Après le Conseil de prud’hommes de Troyes, puis d’Amiens, c’est au tour du Conseil de prud’hommes de Lyon de censurer le barème des indemnités de licenciement instauré par l’ordonnance 2017-1387 du 22 septembre 2017, dit barème Macron.

Maître Jean-Bernard BOUCHARD, avocat en Droit du travail au barreau de Paris et chargé d’enseignement à l’Université vous éclaire sur ces décisions.

C’est un combat de longue haleine !

La censure de ce barème ne provient pas du Conseil constitutionnel, pourtant garant de l’adéquation de notre droit à la constitution, mais des textes internationaux et européens (qui ont une valeur infra-constitutionnelle).

Le droit constitutionnel.

Le Conseil constitutionnel a validé le barème Macron au regard de notre Constitution, alors même que le principe de réparation intégrale du préjudice est un principe… à valeur constitutionnelle !

Et pour cause, l’article 4 de la déclaration des droits de l’homme et du citoyen rappelle que nul ne peut nuire à autrui.

Or, en plafonnant les indemnités liées à la rupture du contrat de travail, on fait obstacle – dans un certain nombre de cas – à l’application de ce principe constitutionnel.

Cependant, contre toute attente, les sages du Palais-Royal l’ont jugé autrement, et le barème issu des ordonnances précitées s’est vu revêtir le sceau de la constitutionnalité.

Le droit international et européen.

Plusieurs fondements textuels, supra-législatifs, viennent s’opposer au barème des indemnités de licenciement.

Tout d’abord l’article 10 de la convention n°158 de l’organisation internationale du travail (OIT).

La convention stipule alors qu’en cas de licenciement, et en l’absence de possibilité de réintégration du salarié injustement licencié, les juges « devront être habilités à ordonner le versement d'une indemnité adéquate ».

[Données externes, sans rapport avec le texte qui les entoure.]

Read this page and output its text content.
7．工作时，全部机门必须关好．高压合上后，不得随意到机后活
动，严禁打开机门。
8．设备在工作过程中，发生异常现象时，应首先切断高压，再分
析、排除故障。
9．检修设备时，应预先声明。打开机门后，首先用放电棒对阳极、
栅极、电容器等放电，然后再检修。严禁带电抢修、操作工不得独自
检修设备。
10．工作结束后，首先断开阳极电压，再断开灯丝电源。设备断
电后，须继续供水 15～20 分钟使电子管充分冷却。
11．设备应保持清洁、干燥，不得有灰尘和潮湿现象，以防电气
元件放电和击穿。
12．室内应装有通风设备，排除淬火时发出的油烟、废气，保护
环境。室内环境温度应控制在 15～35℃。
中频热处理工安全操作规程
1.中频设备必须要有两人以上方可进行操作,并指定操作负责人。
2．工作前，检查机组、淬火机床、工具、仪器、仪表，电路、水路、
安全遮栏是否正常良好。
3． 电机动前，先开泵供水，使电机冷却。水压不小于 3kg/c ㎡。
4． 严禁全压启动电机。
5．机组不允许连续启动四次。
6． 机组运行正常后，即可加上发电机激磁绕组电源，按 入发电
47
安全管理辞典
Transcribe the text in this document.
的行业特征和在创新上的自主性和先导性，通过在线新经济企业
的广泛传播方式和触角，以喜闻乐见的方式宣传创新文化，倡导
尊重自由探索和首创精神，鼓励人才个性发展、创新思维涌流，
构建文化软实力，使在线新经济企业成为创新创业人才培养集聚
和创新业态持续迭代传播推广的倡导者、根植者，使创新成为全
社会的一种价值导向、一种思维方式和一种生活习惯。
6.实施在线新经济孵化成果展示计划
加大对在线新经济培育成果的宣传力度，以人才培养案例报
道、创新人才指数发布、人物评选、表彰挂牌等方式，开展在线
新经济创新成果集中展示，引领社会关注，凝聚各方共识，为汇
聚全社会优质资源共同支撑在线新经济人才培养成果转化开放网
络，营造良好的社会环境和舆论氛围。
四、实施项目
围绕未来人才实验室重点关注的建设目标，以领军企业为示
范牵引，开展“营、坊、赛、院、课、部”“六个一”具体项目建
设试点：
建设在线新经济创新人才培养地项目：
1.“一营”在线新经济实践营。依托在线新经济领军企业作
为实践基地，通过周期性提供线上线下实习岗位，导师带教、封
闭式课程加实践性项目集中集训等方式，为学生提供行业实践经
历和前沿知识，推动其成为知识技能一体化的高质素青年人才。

Or, devant le Conseil de prud’hommes, les juges ont estimé que le barème Macron ne permettait pas d’ordonner le versement d’une indemnité adéquate et ont écarté l’application de ce barème.

Ensuite, la charte sociale européenne, prévoit en son article 24 que les travailleurs licenciés sans motif valable ont droit « à un indemnité adéquate ».

Là encore les Conseils de prud’hommes ont estimé que le barème était contraire à ce texte normatif européen.

D’autant que le comité européen des droits sociaux (CEDS), instance chargée d’interpréter la charte sociale européenne, avait jugé dans une décision du 8 septembre 2016 que la loi finlandaise instaurant un plafonnement des indemnisations était contraire à cette charte.

Le Comité rappelait dans sa décision qu’il « considère que le plafonnement de l’indemnisation prévu par la loi relative au contrat de travail peut laisser subsister des situations dans lesquelles l’indemnisation accordée ne couvre pas le préjudice subi ».

L’incertitude demeure donc concernant l’avenir du barème de plafonnement des indemnités de licenciement.

Après les Conseils de prud’hommes, il appartiendra désormais aux Cours d’appel de se prononcer.

Affaire à suivre !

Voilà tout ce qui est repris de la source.